In Brezina’s opinion, such content is a staple element. “The hard news part of it, council, police news, that sort of reporting was of interest but it was sort of secondary to, I think, the flavour that the newspaper could give the community in reflecting it back on themselves,” he says. “That built loyalty and that built subscribers.”
Loyal subscribers are a necessity for any periodic news publication, because an audience is a revenue opportunity, a fact that Murphy is well aware of.
“There’s two core things that we do and that we need to focus on as a community news organization, because we’re not just a newspaper,” he says.
“We gather content and distribute it across multiple channels and then we sell access to that audience through our advertising department.”
Distributing this content across multiple channels is a fairly new addition to the community journalism equation, one that arose with the advent of the Internet in the 1990s. Because of the internet the field has changed drastically.
“[Community publications] have certainly evolved since I got out of the business,” Brezina says, explaining that during his later years with the paper it was one of the few that had a website. These days digital content is almost certainly a necessity, with physical print copies becoming less and less common.
Other changes to community publications are less visible, and are a source of differing opinions. In some situations, community publications that are struggling to stay afloat are purchased by news corporations, resulting in chains of newspapers serving a number of communities.
To Brezina, this is pushing the limits of what it means to be a community publication. “I think once the chains moved in and the local ownership and the local direction dropped away, the quality of the reporting dropped and it sort of tumbled after that,” he says.
In Murphy’s opinion, corporately owned news sources are still very much community publications and present all sorts of cost-saving benefits, including specialized facilities.
“When we closed the press in Peterborough in 2007 it took up to four hours to run the newspaper,” he says. “Now at Islington and the 401 at our Sun Media state-of-the-art printing facility we can print it in half an hour with colour on every page.”
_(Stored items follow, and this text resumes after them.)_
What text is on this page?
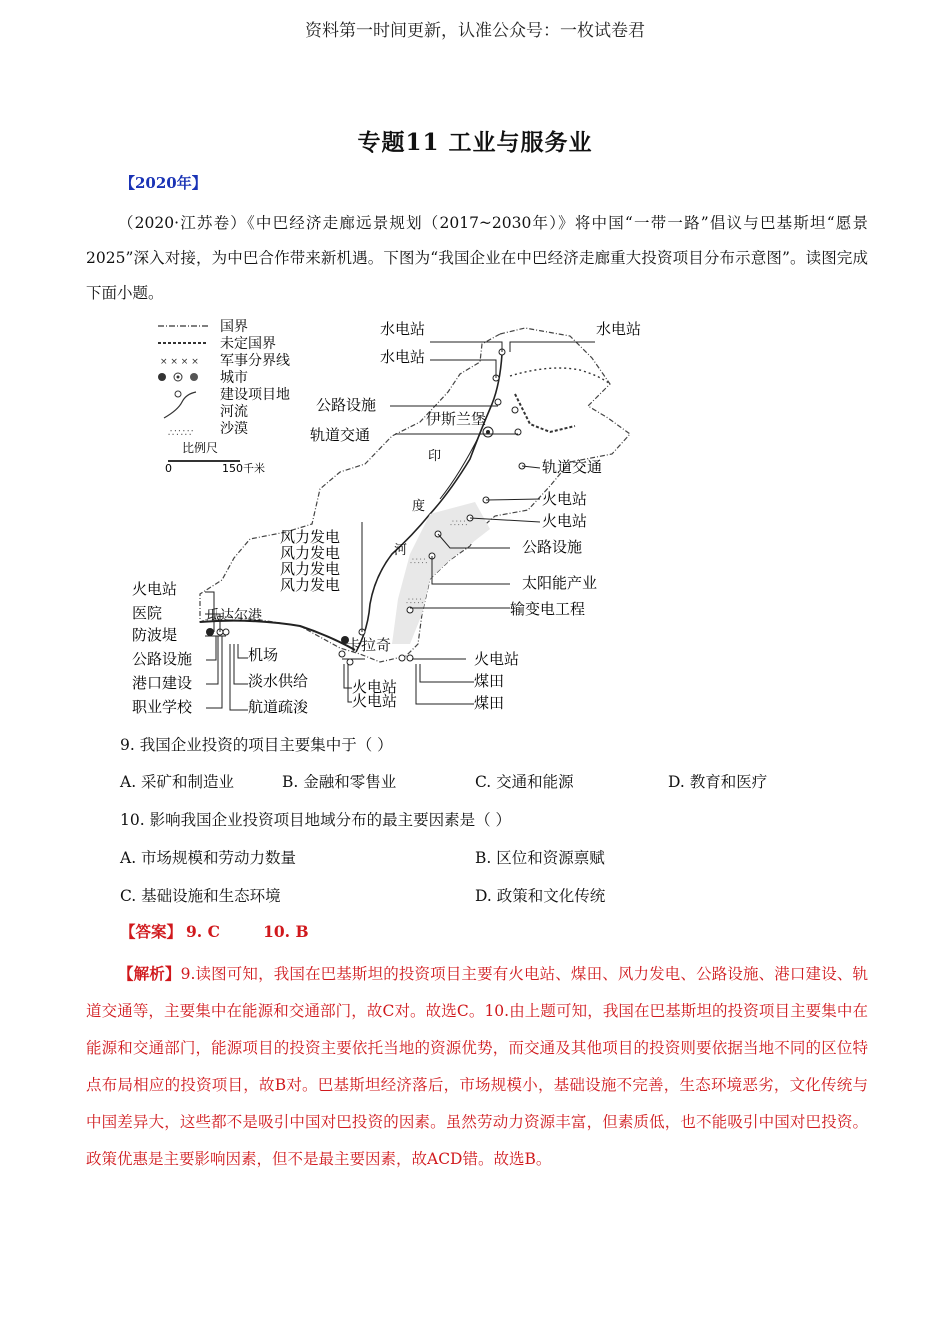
资料第一时间更新，认准公众号：一枚试卷君
专题11 工业与服务业
【2020年】
（2020·江苏卷）《中巴经济走廊远景规划（2017~2030年）》将中国“一带一路”倡议与巴基斯坦“愿景2025”深入对接，为中巴合作带来新机遇。下图为“我国企业在中巴经济走廊重大投资项目分布示意图”。读图完成下面小题。
× × × ×
∴∵∴∵
国界
未定国界
军事分界线
城市
建设项目地
河流
沙漠
比例尺
0	150千米
∴∵∴
∴∵∴
∴∵∴
伊斯兰堡
卡拉奇
瓜达尔港
印
度
河
水电站
水电站
水电站
公路设施
轨道交通
轨道交通
火电站
火电站
公路设施
太阳能产业
输变电工程
风力发电
风力发电
风力发电
风力发电
火电站
医院
防波堤
公路设施
港口建设
职业学校
机场
淡水供给
航道疏浚
火电站
火电站
火电站
煤田
煤田
9. 我国企业投资的项目主要集中于（ ）
A. 采矿和制造业	B. 金融和零售业	C. 交通和能源	D. 教育和医疗
10. 影响我国企业投资项目地域分布的最主要因素是（ ）
A. 市场规模和劳动力数量	B. 区位和资源禀赋
C. 基础设施和生态环境	D. 政策和文化传统
【答案】 9. C        10. B
【解析】9.读图可知，我国在巴基斯坦的投资项目主要有火电站、煤田、风力发电、公路设施、港口建设、轨道交通等，主要集中在能源和交通部门，故C对。故选C。10.由上题可知，我国在巴基斯坦的投资项目主要集中在能源和交通部门，能源项目的投资主要依托当地的资源优势，而交通及其他项目的投资则要依据当地不同的区位特点布局相应的投资项目，故B对。巴基斯坦经济落后，市场规模小，基础设施不完善，生态环境恶劣，文化传统与中国差异大，这些都不是吸引中国对巴投资的因素。虽然劳动力资源丰富，但素质低，也不能吸引中国对巴投资。政策优惠是主要影响因素，但不是最主要因素，故ACD错。故选B。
In the tumultuous industry that is modern-era journalism, some find it surprising that such publications have survived at all, but neither Brezina nor Murphy. “I think that community publications will survive because […] they serve a distinct and local market where people still like to see their neighbours and friends in the paper and pictures of their kids winning the hockey tournament,” says Brezina.
Murphy feels the same way. “I really do believe that there will always be a desire for trusted local content. And that’s what we do. We’re in the content business as an organization,” he says.
Even with the changes in the journalism industry, he anticipates the continuation of community publications. “The platform is irrelevant,” he says. “As long as we can produce and distribute that content, we’ll have an audience. And as long as we have an audience we have the ability to sell advertising and access to that audience. The medium evolves and will continue to evolve.”
A publication that reports community news is akin to a mirror and because of this much of a community publication’s success is dependent on the community itself. As such, a vibrant and involved community will often be home to a successful community publication.
After purchasing a number of American community newspapers in 2012, Warren Buffet wrote in a letter to his new publishers and editors that “no one has ever stopped reading when halfway through a story that was about them or their neighbours.”
While perhaps not absolute fact, the sentiment certainly rings true.